Smith, himself, is credited with helping the team make great strides in bringing the program to fruition. He says that they are currently focused on building a successful imaging program.
“Clinical technologies has just recently taken on the role of servicing and managing UCSF’s imaging equipment. Our program is almost a year old at this time,” he says.
The team provides service to all ultrasounds, diagnostic imaging (Rad, R/F, CV, IR), CT scanners, MRI systems, and PET scanners.
Training comes partly through manufacturers and partly through other outside sources.
“We are able to take advantage of the OEM’s training for in-house engineers and have a substantial training budget. We have also engaged strategic third-party vendors to assist with some of our training and service needs,” Smith says.
The team has a say in the capital purchase process.
“The imaging shop and clinical technologies are involved directly and indirectly with the purchase and planning for radiology and cardiology. A portion of the capital equipment spend for diagnostic imaging goes though clinical technologies, so we have a lot of input into the planning and purchasing processes,” Smith says.
He says that they do not purchase point of sale contracts at the time of purchase as a general rule; those decisions are reserved for another time to be evaluated and studied separately with the key players.
“Our capital spend is for the equipment and the servicing expense comes out of clinical technologies operations budget. We are able to negotiate training classes and lock in pricing at the time of the sale. This helps us plan the transition of the equipment service life from warranty to in-house PM and repair,” Smith says.
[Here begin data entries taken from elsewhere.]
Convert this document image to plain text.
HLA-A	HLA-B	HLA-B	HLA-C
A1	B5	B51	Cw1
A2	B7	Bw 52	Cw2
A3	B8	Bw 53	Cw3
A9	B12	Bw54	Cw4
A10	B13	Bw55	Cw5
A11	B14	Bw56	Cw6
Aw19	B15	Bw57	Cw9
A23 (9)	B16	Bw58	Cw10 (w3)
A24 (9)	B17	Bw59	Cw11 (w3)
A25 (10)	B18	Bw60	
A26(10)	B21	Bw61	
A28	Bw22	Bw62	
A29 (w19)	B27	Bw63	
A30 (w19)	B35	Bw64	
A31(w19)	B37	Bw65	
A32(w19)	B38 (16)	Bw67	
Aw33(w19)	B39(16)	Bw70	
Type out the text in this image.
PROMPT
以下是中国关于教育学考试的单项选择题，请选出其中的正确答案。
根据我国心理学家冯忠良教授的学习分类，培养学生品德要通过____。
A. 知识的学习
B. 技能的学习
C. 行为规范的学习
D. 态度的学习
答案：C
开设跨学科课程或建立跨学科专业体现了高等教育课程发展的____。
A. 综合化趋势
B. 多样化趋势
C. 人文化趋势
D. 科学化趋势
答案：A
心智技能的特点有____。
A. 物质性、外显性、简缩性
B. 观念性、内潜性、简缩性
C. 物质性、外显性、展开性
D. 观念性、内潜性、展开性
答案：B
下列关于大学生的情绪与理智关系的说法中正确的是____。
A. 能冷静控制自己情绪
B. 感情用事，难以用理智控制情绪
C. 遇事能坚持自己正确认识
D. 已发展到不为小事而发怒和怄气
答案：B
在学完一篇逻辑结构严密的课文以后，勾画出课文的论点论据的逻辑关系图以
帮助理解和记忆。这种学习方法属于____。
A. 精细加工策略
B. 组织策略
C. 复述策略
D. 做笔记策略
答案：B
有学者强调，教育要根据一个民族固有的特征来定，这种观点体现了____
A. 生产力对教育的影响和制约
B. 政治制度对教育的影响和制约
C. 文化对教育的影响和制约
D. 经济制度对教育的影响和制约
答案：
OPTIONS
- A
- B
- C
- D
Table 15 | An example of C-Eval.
The imaging service group has shown its worth in several ways and has been involved in projects to benefit its facilities.
“Our imaging team, in conjunction with our cybersecurity team, has been involved with the networking of wired and wireless technologies within the hospital groups. Clinical technologies has a cybersecurity officer that interfaces between clinical technologies and the IT team within the hospital to improve the safety and security of our networks. The imaging team has been beneficial in helping to secure those networks,” Smith says.
The imaging service group has also taken steps to acquaint the clinical staff with the benefits of bringing servicing in-house.
“My imaging team has made significant progress in developing the ‘buy-in’ by the end users and technologists to see the advantages of going in-house at UCSF. The dedication and desire of the imaging team to work around schedules, being available 24/7 and scheduling work on the weekends as necessary, have really helped us to convince the end-user staff that we are here for them every step of the way,” Smith says.
He says that the team’s customers are now finding out that they can problem solve and repair equipment faster than the OEMs and that their insight into the use and care of the different modalities has shown its merit in including clinical technologies in conversations.
“We are proud to be such an integral part of patient care at UCSF,” Smith says.